Le Congrès de la FIDH demande au gouvernement :

 D’élaborer une politique de garanties pour la défense des droits humains, en partant de la nécessité de démilitariser les moyens de protection et d’assurer l’intervention de l’État pour garantir les efforts de défense des droits humains.

 De faire appliquer les mesures comprises dans l’Accord final de paix, le programme de protection collective pour les communautés, les garanties de sécurité, la politique publique de démantèlement du mouvement paramilitaire par le biais de la Commission nationale de garanties de sécurité, la législation pour que ces structures soient traduites en justice avec la participation de la société civile et la politique contre la stigmatisation des personnes défenseures.

 Mettre en place le programme intégral de garanties pour les femmes dirigeantes et défenseures des droits humains.

 De progresser dans l’élucidation des actes criminels contre des personnes défenseures de droits humains et membres du parti FARC en cours de réinsertion, et notamment : l’identification, l’arrestation, le jugement et la condamnation des auteurs ayant participé de manière physique et intellectuelle, et l’identification des chefs et des structures qui sont derrière les agressions.

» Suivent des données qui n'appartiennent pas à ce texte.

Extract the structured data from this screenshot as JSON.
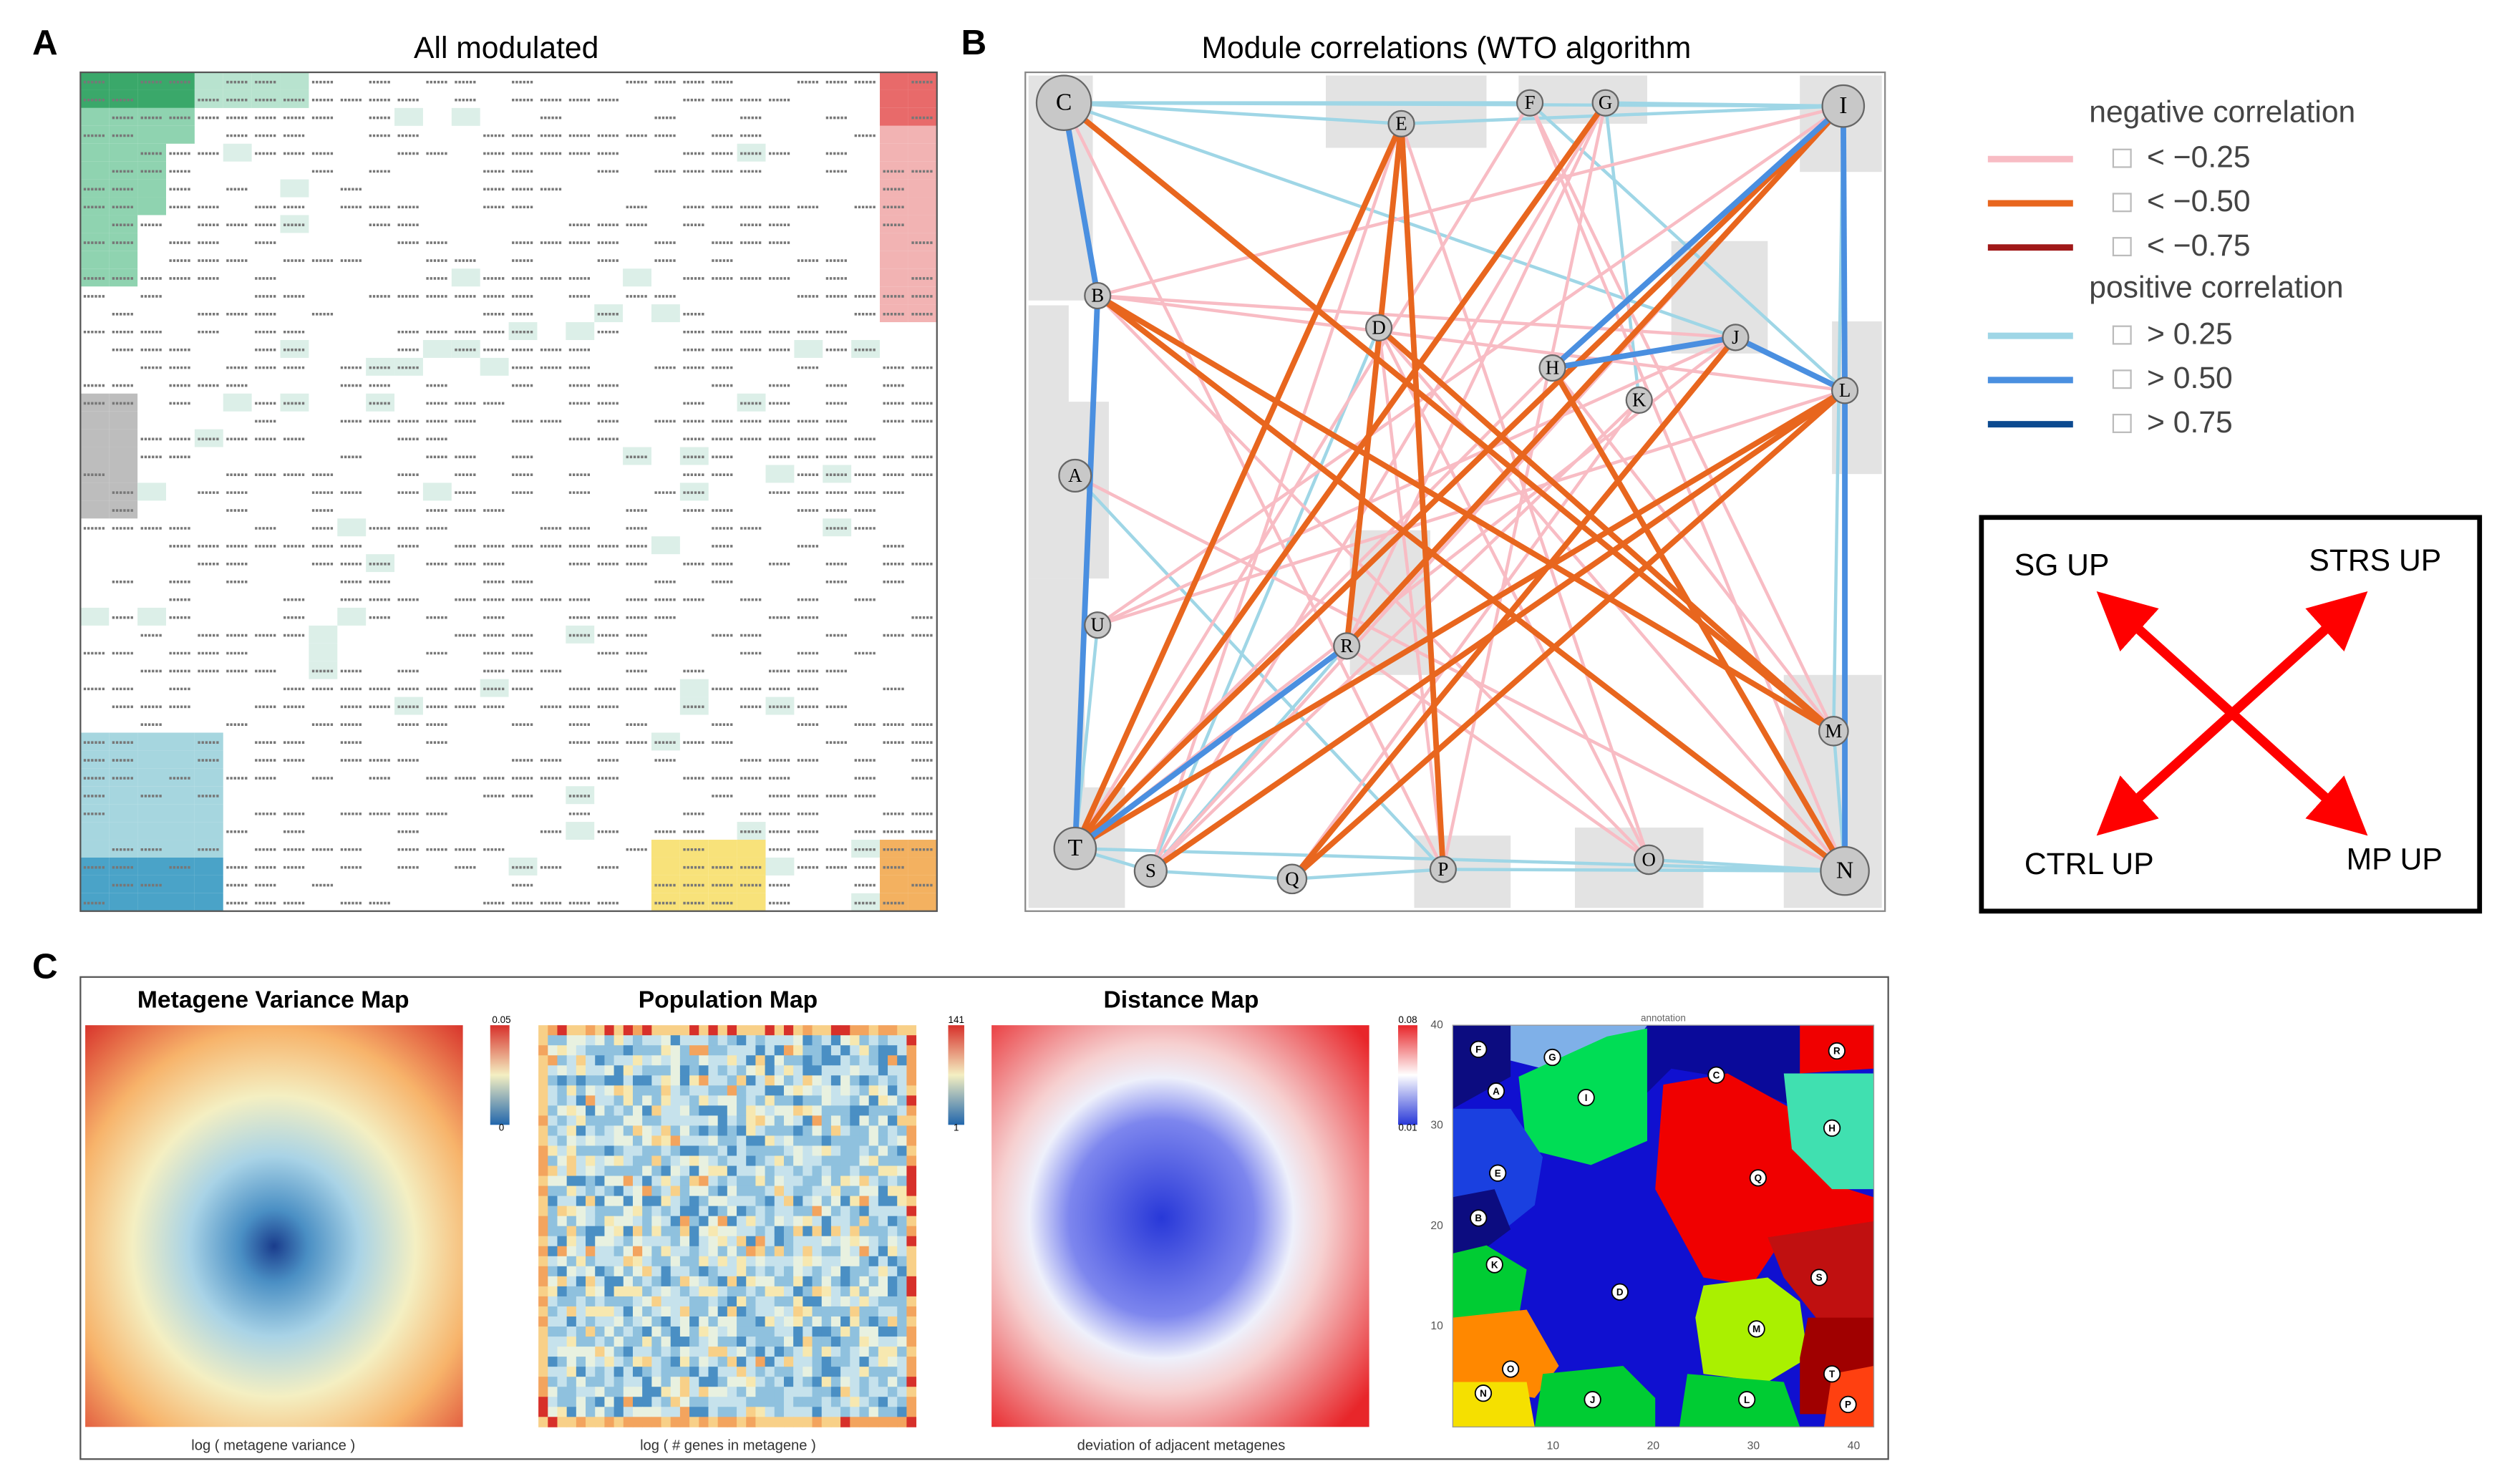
{
  "panels": {
    "a": {
      "label": "A",
      "title": "All modulated"
    },
    "b": {
      "label": "B",
      "title": "Module correlations (WTO algorithm",
      "nodes": [
        "C",
        "E",
        "F",
        "G",
        "I",
        "B",
        "D",
        "H",
        "J",
        "K",
        "L",
        "A",
        "U",
        "R",
        "M",
        "T",
        "S",
        "Q",
        "P",
        "O",
        "N"
      ],
      "legend": {
        "negative_title": "negative correlation",
        "negative": [
          "< −0.25",
          "< −0.50",
          "< −0.75"
        ],
        "positive_title": "positive correlation",
        "positive": [
          "> 0.25",
          "> 0.50",
          "> 0.75"
        ]
      },
      "arrows": [
        "SG UP",
        "STRS UP",
        "CTRL UP",
        "MP UP"
      ]
    },
    "c": {
      "label": "C",
      "maps": [
        {
          "title": "Metagene Variance Map",
          "caption": "log ( metagene variance )",
          "scale": [
            "0.05",
            "0"
          ]
        },
        {
          "title": "Population Map",
          "caption": "log ( # genes in metagene )",
          "scale": [
            "141",
            "1"
          ]
        },
        {
          "title": "Distance Map",
          "caption": "deviation of adjacent metagenes",
          "scale": [
            "0.08",
            "0.01"
          ]
        }
      ],
      "annotation": {
        "title": "annotation",
        "xticks": [
          10,
          20,
          30,
          40
        ],
        "yticks": [
          10,
          20,
          30,
          40
        ],
        "regions": [
          "F",
          "G",
          "A",
          "I",
          "C",
          "R",
          "H",
          "E",
          "Q",
          "B",
          "K",
          "D",
          "S",
          "M",
          "O",
          "T",
          "N",
          "J",
          "L",
          "P"
        ]
      }
    }
  }
}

 De garantir et de respecter la mobilisation et la contestation sociale et d’adopter une loi statutaire conformément aux standards internationaux et sur la base des propositions présentées par les organisations de la société civile.

 D’appliquer les recommandations des organismes internationaux de protection des droits humains, particulièrement celles adoptés par le rapporteur sur les défenseurs de la Commission internationale des droits de l’homme et Michael Forst, Rapporteur Spécial des Nations Unies sur la situation des défenseurs des droits de l’homme.